Many of MIAT’s graduates could be employed in Texas, a hot spot for wind power. The state leads the nation in wind power production and has more installed wind power capacity than all but five countries in the world, according to the U.S. Energy Department. The American Wind Energy Association said that in 2017, Texas had up to 25,000 wind industry jobs.
In addition to studying hydraulics, welding and electrical theories during the seven-month program, MIAT students must learn to safely climb the roughly 300-foot towers and to rescue their colleagues should something go wrong.
“That way, when they go out in the field, I’ve personally verified that they can actively protect themselves at height,” said David Moriconi, lead wind instructor at MIAT.

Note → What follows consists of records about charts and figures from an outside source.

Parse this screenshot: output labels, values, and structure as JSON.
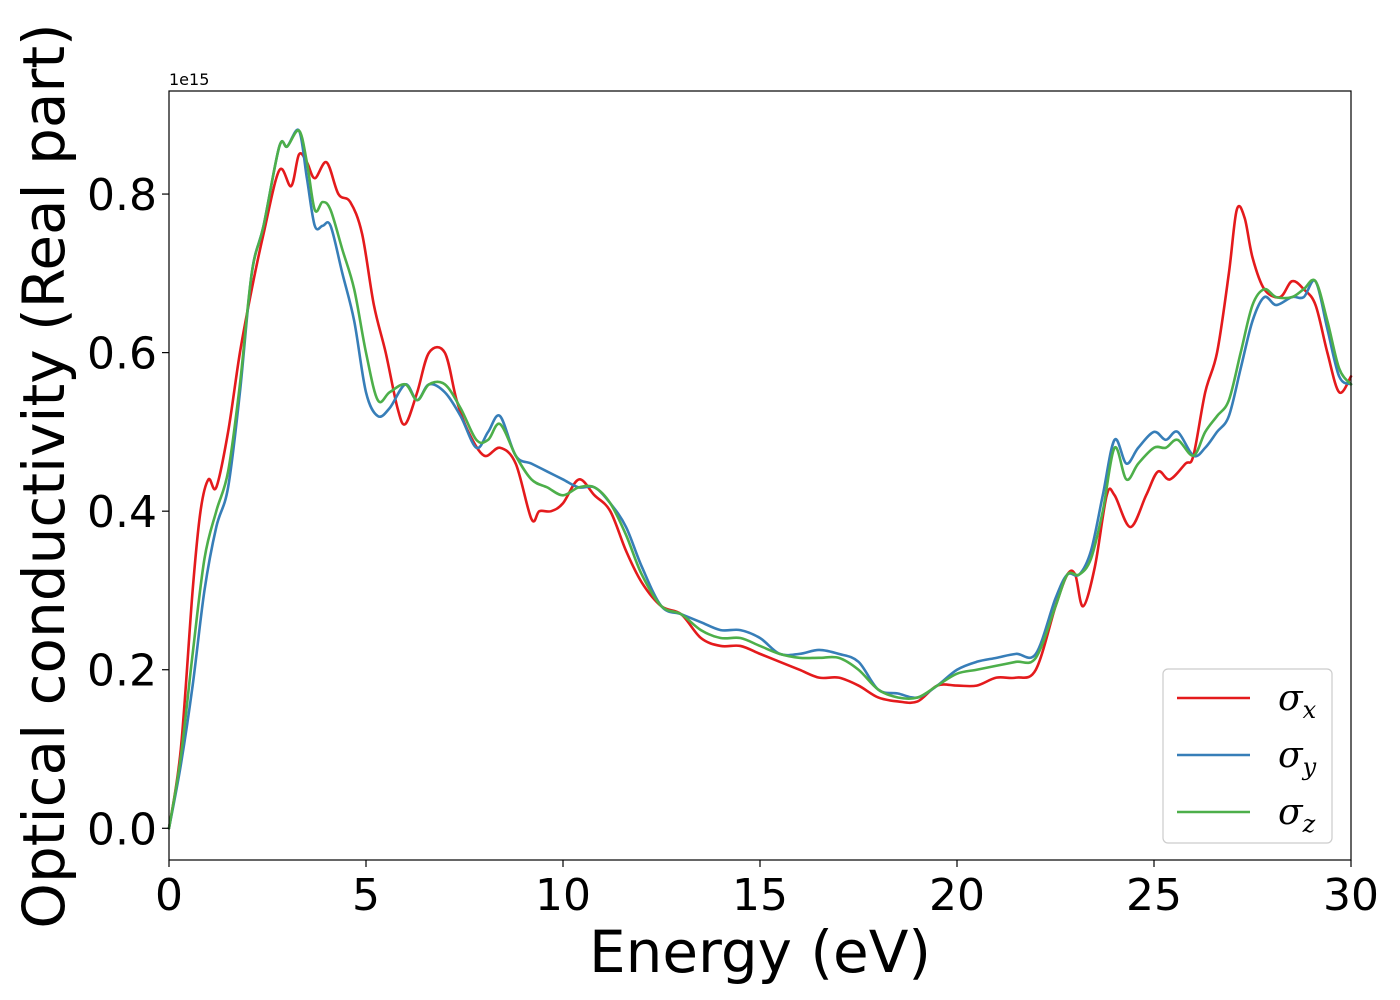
{
  "chart_data": {
    "type": "line",
    "title": "",
    "xlabel": "Energy (eV)",
    "ylabel": "Optical conductivity (Real part)",
    "y_offset_label": "1e15",
    "xlim": [
      0,
      30
    ],
    "ylim": [
      -0.04,
      0.93
    ],
    "xticks": [
      0,
      5,
      10,
      15,
      20,
      25,
      30
    ],
    "xtick_labels": [
      "0",
      "5",
      "10",
      "15",
      "20",
      "25",
      "30"
    ],
    "yticks": [
      0.0,
      0.2,
      0.4,
      0.6,
      0.8
    ],
    "ytick_labels": [
      "0.0",
      "0.2",
      "0.4",
      "0.6",
      "0.8"
    ],
    "grid": false,
    "legend_position": "lower-right",
    "series": [
      {
        "name": "σx",
        "symbol": "σ",
        "subscript": "x",
        "color": "#e41a1c",
        "x": [
          0,
          0.3,
          0.6,
          0.8,
          1.0,
          1.2,
          1.5,
          1.8,
          2.1,
          2.4,
          2.8,
          3.1,
          3.3,
          3.5,
          3.7,
          4.0,
          4.3,
          4.6,
          4.9,
          5.2,
          5.5,
          5.8,
          6.0,
          6.3,
          6.6,
          7.0,
          7.3,
          7.6,
          8.0,
          8.4,
          8.8,
          9.2,
          9.4,
          9.7,
          10.0,
          10.4,
          10.8,
          11.2,
          11.6,
          12.0,
          12.5,
          13.0,
          13.5,
          14.0,
          14.5,
          15.0,
          15.5,
          16.0,
          16.5,
          17.0,
          17.5,
          18.0,
          18.5,
          19.0,
          19.5,
          20.0,
          20.5,
          21.0,
          21.5,
          22.0,
          22.5,
          22.8,
          23.0,
          23.2,
          23.5,
          23.8,
          24.0,
          24.4,
          24.8,
          25.1,
          25.4,
          25.8,
          26.0,
          26.3,
          26.6,
          26.9,
          27.1,
          27.3,
          27.5,
          27.8,
          28.2,
          28.5,
          28.8,
          29.1,
          29.4,
          29.7,
          30.0
        ],
        "y": [
          0.0,
          0.1,
          0.3,
          0.4,
          0.44,
          0.43,
          0.5,
          0.6,
          0.68,
          0.75,
          0.83,
          0.81,
          0.85,
          0.84,
          0.82,
          0.84,
          0.8,
          0.79,
          0.75,
          0.66,
          0.6,
          0.53,
          0.51,
          0.55,
          0.6,
          0.6,
          0.54,
          0.5,
          0.47,
          0.48,
          0.46,
          0.39,
          0.4,
          0.4,
          0.41,
          0.44,
          0.42,
          0.4,
          0.35,
          0.31,
          0.28,
          0.27,
          0.24,
          0.23,
          0.23,
          0.22,
          0.21,
          0.2,
          0.19,
          0.19,
          0.18,
          0.165,
          0.16,
          0.16,
          0.18,
          0.18,
          0.18,
          0.19,
          0.19,
          0.2,
          0.28,
          0.32,
          0.32,
          0.28,
          0.33,
          0.42,
          0.42,
          0.38,
          0.42,
          0.45,
          0.44,
          0.46,
          0.47,
          0.55,
          0.6,
          0.7,
          0.78,
          0.77,
          0.72,
          0.68,
          0.67,
          0.69,
          0.68,
          0.66,
          0.6,
          0.55,
          0.57
        ]
      },
      {
        "name": "σy",
        "symbol": "σ",
        "subscript": "y",
        "color": "#377eb8",
        "x": [
          0,
          0.3,
          0.6,
          0.9,
          1.2,
          1.5,
          1.8,
          2.1,
          2.4,
          2.8,
          3.0,
          3.3,
          3.5,
          3.7,
          3.9,
          4.1,
          4.4,
          4.7,
          5.0,
          5.3,
          5.6,
          6.0,
          6.3,
          6.6,
          7.0,
          7.4,
          7.8,
          8.1,
          8.4,
          8.8,
          9.2,
          9.6,
          10.0,
          10.4,
          10.8,
          11.2,
          11.6,
          12.0,
          12.5,
          13.0,
          13.5,
          14.0,
          14.5,
          15.0,
          15.5,
          16.0,
          16.5,
          17.0,
          17.5,
          18.0,
          18.5,
          19.0,
          19.5,
          20.0,
          20.5,
          21.0,
          21.5,
          22.0,
          22.5,
          22.8,
          23.1,
          23.4,
          23.7,
          24.0,
          24.3,
          24.6,
          25.0,
          25.3,
          25.6,
          26.0,
          26.3,
          26.6,
          26.9,
          27.2,
          27.5,
          27.8,
          28.1,
          28.5,
          28.8,
          29.1,
          29.4,
          29.7,
          30.0
        ],
        "y": [
          0.0,
          0.08,
          0.18,
          0.3,
          0.38,
          0.43,
          0.55,
          0.7,
          0.76,
          0.86,
          0.86,
          0.88,
          0.82,
          0.76,
          0.76,
          0.76,
          0.7,
          0.64,
          0.55,
          0.52,
          0.53,
          0.56,
          0.54,
          0.56,
          0.55,
          0.52,
          0.48,
          0.5,
          0.52,
          0.47,
          0.46,
          0.45,
          0.44,
          0.43,
          0.43,
          0.41,
          0.38,
          0.33,
          0.28,
          0.27,
          0.26,
          0.25,
          0.25,
          0.24,
          0.22,
          0.22,
          0.225,
          0.22,
          0.21,
          0.175,
          0.17,
          0.165,
          0.18,
          0.2,
          0.21,
          0.215,
          0.22,
          0.22,
          0.29,
          0.32,
          0.32,
          0.35,
          0.42,
          0.49,
          0.46,
          0.48,
          0.5,
          0.49,
          0.5,
          0.47,
          0.48,
          0.5,
          0.52,
          0.58,
          0.64,
          0.67,
          0.66,
          0.67,
          0.67,
          0.69,
          0.63,
          0.57,
          0.56
        ]
      },
      {
        "name": "σz",
        "symbol": "σ",
        "subscript": "z",
        "color": "#4daf4a",
        "x": [
          0,
          0.3,
          0.6,
          0.9,
          1.2,
          1.5,
          1.8,
          2.1,
          2.4,
          2.8,
          3.0,
          3.3,
          3.5,
          3.7,
          3.9,
          4.1,
          4.4,
          4.7,
          5.0,
          5.3,
          5.6,
          6.0,
          6.3,
          6.6,
          7.0,
          7.4,
          7.8,
          8.1,
          8.4,
          8.8,
          9.2,
          9.6,
          10.0,
          10.4,
          10.8,
          11.2,
          11.6,
          12.0,
          12.5,
          13.0,
          13.5,
          14.0,
          14.5,
          15.0,
          15.5,
          16.0,
          16.5,
          17.0,
          17.5,
          18.0,
          18.5,
          19.0,
          19.5,
          20.0,
          20.5,
          21.0,
          21.5,
          22.0,
          22.5,
          22.8,
          23.1,
          23.4,
          23.7,
          24.0,
          24.3,
          24.6,
          25.0,
          25.3,
          25.6,
          26.0,
          26.3,
          26.6,
          26.9,
          27.2,
          27.5,
          27.8,
          28.1,
          28.5,
          28.8,
          29.1,
          29.4,
          29.7,
          30.0
        ],
        "y": [
          0.0,
          0.09,
          0.22,
          0.34,
          0.4,
          0.45,
          0.56,
          0.7,
          0.76,
          0.86,
          0.86,
          0.88,
          0.84,
          0.78,
          0.79,
          0.78,
          0.73,
          0.68,
          0.6,
          0.54,
          0.55,
          0.56,
          0.54,
          0.56,
          0.56,
          0.53,
          0.49,
          0.49,
          0.51,
          0.47,
          0.44,
          0.43,
          0.42,
          0.43,
          0.43,
          0.41,
          0.37,
          0.32,
          0.28,
          0.27,
          0.25,
          0.24,
          0.24,
          0.23,
          0.22,
          0.215,
          0.215,
          0.215,
          0.2,
          0.175,
          0.165,
          0.165,
          0.18,
          0.195,
          0.2,
          0.205,
          0.21,
          0.215,
          0.28,
          0.32,
          0.32,
          0.34,
          0.4,
          0.48,
          0.44,
          0.46,
          0.48,
          0.48,
          0.49,
          0.47,
          0.5,
          0.52,
          0.54,
          0.6,
          0.66,
          0.68,
          0.67,
          0.67,
          0.68,
          0.69,
          0.64,
          0.58,
          0.56
        ]
      }
    ]
  }
}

So Snoddy attached his harness to a cable in the center of the ladder. He climbed to the top and transitioned to a platform, which involved unclipping from the cable at his chest and then clipping a dual-shock-absorbing lanyard to his back.
He then attached a self-retracting line—a yo-yo-like contraption that would catch Snoddy should he fall—and unclipped the shock-absorbing lanyard.
All of that had to be done before setting to work, with hand signals from below indicating that he needed to lift or lower a set of tools. And then Snoddy climbed back down the ladder in an equally safe fashion.
He passed with flying colors.
“Just seeing, in a small fragment or picture frame, how it’s going to be done on a daily basis,” Snoddy said, “that was very important to me.”
The test earned students a climb and rescue certification required by many employers.
Tony Robinette, field operations manager for renewable energy and construction at the staffing firm System One, emphasized the importance of this climb test, saying the most catastrophic injuries often come from climbing.
He also applauded MIAT, saying the students are well prepared when they graduate. It helps that MIAT has a longer training period than some other programs.
“They definitely come out and hit the ground running,” he said.
And to make the training more fun, MIAT held a competition on the eve of its official climb test. Moriconi clocked how quickly students could climb the ladder five times. That’s roughly the height of a single section on a wind turbine tower—and most towers have four sections.
The fastest time was 1 minute, 30 seconds. The slowest time was around 4 minutes, 30 seconds.
Snoddy came in second place at 1 minute, 56 seconds. Good, but not entirely satisfying.
“I’m an ex-athlete,” he said, “so I wish I came in first.”